Horror im Luxusressort
Sechs Influencer, ein Luxushotel und ein Mord — Emily Rudolf spielt in ihrem ersten Roman mit einigen Krimi-Klischees. Das Ergebnis ist aber aus Sicht unseres Kritikers mehr als ein einfaches Agatha- Christie-Plagiat. Warum Emily Rudolfs „ Die Auszeit“kei
Es sollte ein erholsames Wochenende werden für die Influencerin Viktoria Kaplan und fünf ihrer Freunde in einem abgelegenen Luxusretreat – und das alles kostenlos, denn der Hotelbesitzer Pierre erwartet für sich und sein Hotel nur positive Bewertungen. Dafür lässt er die Service-Maschinerie seines Hotels auf Hochtouren laufen.
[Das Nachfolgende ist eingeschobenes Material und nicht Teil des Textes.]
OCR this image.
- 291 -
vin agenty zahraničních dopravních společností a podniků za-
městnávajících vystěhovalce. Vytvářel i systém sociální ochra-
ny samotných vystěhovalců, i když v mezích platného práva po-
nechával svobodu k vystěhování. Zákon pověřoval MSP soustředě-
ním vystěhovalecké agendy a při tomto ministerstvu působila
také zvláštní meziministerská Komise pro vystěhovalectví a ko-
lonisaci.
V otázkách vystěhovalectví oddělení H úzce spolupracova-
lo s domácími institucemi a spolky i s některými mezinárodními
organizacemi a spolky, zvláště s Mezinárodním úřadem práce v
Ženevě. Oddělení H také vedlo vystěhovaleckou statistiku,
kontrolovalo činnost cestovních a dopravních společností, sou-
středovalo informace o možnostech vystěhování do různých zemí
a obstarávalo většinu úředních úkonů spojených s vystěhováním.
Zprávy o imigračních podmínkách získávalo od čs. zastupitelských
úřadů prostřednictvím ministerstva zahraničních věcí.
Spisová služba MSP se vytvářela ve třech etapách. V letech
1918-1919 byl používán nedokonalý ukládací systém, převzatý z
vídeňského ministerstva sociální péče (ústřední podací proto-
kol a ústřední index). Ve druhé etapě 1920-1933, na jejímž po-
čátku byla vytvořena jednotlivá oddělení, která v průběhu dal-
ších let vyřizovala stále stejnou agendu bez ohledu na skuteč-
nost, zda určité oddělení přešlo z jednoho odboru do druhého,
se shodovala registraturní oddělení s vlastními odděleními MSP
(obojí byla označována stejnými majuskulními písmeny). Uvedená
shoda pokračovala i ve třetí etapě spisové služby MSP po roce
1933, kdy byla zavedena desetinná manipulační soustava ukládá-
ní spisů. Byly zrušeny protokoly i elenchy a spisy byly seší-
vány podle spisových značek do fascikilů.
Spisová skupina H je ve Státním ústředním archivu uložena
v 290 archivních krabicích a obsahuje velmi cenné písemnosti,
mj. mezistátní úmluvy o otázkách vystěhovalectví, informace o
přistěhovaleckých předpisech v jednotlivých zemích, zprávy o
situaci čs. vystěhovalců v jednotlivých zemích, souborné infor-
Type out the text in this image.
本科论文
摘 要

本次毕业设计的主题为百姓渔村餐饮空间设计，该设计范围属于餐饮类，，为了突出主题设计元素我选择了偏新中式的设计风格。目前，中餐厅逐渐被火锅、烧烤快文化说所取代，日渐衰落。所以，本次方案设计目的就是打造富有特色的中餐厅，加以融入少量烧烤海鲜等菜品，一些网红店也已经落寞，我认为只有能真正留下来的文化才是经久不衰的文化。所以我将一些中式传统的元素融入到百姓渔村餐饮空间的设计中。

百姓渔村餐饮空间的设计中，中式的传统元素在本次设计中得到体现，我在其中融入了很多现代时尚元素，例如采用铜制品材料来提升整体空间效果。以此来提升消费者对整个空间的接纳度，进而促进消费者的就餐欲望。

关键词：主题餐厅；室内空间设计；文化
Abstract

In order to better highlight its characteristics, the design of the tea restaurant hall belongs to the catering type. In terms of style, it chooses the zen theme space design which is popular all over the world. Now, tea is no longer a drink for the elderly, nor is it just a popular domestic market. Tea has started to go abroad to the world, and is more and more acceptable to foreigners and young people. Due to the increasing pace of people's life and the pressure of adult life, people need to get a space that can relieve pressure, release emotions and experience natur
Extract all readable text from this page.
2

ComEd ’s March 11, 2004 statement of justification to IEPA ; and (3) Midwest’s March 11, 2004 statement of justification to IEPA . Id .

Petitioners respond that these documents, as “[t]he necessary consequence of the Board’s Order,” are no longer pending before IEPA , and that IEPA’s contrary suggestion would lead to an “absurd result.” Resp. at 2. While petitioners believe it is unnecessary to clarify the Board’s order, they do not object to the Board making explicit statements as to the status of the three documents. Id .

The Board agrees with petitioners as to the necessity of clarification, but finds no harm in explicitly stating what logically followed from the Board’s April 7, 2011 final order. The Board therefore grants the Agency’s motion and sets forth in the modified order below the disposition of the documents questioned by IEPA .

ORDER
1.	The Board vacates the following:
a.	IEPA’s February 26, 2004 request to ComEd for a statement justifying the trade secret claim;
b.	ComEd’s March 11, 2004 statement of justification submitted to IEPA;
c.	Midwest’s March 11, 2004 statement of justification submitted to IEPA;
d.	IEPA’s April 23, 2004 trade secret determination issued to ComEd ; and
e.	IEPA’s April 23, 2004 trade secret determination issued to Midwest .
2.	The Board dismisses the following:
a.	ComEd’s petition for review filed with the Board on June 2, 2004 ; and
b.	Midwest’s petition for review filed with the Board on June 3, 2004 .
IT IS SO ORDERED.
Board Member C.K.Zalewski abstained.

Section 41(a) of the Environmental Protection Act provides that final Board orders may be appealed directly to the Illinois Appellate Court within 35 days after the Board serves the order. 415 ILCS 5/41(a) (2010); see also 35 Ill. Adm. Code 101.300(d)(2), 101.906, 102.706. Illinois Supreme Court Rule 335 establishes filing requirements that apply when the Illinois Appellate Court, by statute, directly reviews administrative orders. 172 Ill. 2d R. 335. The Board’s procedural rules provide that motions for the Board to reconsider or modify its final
Doch in der Sechsergemeinschaft – typische Vertreter(innen) einer Generation, die vor allem im Luxus den Sinn ihrer eher oberflächlichen Existenz sehen – ist bei Weitem nicht alles eitel Sonnenschein. Neid, Konkurrenzdenken und Eifersüchteleien trüben das Miteinander. Und es macht die Beziehungen nicht gerade leichter, dass einige der Freunde auch schon mehr verband als nur eine Freundschaft.
Während Viktoria versucht, mit ihren Werbebotschaften ihren einmillionsten Follower zu ködern, setzt ein gewaltiger Sturm ein, der eine vorzeitige Abreise überdies unmöglich macht, sodass die Truppe auf Gedeih und Verderb einander ausgeliefert ist. Und dann geschieht ein Mord – und der Täter muss natürlich einer der Freunde oder vielleicht jemand vom Hotelpersonal sein. Doch welch ein Motiv sollten die Mitarbeiter haben, einen der Gäste ins Jenseits zu befördern?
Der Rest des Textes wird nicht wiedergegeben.